Some family breakdowns happen without blame, because the other family member is ill or addicted and it was needed to walk away to protect someone's mental or physical health so that they can take care of the people dependant on them.
Which means accountability is different to blame
So many relationships can be saved
I'm a big believer in therapy and counselling for families but it's also possible for those who are able to take that accountability and really talk to actually heal together as a unit and come out stronger in the end
So sorry to hear about your estrangement. I know first hand how heartbraking this is. When I left my 37 year marriage twelve years ago my drug addicted son said he never wanted to see me again and wished me dead. To be honest it was mainly him and his verbal and threatening abuse I was running from. Up until this year I always feared he would find me and harm me. Now I feel much stronger and would have no qualms about calling the police if he contacted me in any way at all. To add to this last year for the first time in my life I stood up to my daughter about the awful way she treats her children. My only regret is sending it in a txt message and not to her face. She's a narcissistic bully and my heart breaks for my grand children which of course I am strictly forbidden from seeing anymore. In truth my daughter is just as bad a person as my son. My ex husband and I were what I consider to be good parents, we didn't drink alcohol, we didn't go out of a night. We both worked extremely hard to give our children the best childhood we could. I know who turned my son to drug's and ruined his life and our family. My daughter I can only presume when she left home at 18 was clearly affected by our son's constant aggressive drug fuelled aggression and her father did what he always did best...buried his head in the sand and say and do nothing, whilst I spent days and nights looking for advice and help and searching the streets for our son. One day my grandchildren will be able to visit me without having to ask my daughter's permission I just hope and pray God let's me live long enough to see that day.

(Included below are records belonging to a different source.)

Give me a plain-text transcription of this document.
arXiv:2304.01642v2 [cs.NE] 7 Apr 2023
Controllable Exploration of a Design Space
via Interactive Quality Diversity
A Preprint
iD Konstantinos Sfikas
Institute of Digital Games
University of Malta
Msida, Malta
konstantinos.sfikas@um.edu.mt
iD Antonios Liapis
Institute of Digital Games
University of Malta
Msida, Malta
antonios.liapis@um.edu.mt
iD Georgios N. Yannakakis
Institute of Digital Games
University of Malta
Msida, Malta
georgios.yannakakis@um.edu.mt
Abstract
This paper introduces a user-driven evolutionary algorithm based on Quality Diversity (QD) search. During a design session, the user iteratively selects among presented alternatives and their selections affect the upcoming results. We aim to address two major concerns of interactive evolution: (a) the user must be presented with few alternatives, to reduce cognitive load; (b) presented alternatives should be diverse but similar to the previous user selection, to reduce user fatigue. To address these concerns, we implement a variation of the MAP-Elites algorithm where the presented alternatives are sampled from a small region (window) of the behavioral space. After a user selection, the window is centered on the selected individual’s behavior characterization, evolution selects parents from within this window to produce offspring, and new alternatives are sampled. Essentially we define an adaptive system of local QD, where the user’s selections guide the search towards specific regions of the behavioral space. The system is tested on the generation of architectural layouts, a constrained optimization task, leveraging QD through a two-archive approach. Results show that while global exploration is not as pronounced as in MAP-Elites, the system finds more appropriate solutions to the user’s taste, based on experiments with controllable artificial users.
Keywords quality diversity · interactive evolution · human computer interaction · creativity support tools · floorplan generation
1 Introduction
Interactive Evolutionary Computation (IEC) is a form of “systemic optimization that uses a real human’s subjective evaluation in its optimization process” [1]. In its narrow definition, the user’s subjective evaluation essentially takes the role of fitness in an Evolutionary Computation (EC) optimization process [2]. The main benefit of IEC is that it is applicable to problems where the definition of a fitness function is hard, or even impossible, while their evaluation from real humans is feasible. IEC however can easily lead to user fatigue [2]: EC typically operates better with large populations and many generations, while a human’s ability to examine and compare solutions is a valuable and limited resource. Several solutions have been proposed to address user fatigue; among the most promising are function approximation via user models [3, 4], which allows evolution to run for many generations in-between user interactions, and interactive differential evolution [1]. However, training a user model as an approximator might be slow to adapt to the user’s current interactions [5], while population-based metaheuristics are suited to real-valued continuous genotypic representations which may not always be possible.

It would feel strange - they get older and being a Dad changes people - but I just so hope you ge the chance. dont give up: let the contact with DH continue - and him not to say anything about the situation is my advice except to give DS any bits of news in a low key way not making a big thing of it.
As I've said upthread, my Ex had a PD and pushing a situation ends up in the opposite direction than wanted. Obvs as a wife I couldn't tolerate the shouting and blaming and other abusive elements nor having to behave in certain ways to keep the peace, (which was crushing) but he's your son and it's a very different situation. The very fact he keeps a marriage together and is in contact with your DH gives some reason for hope.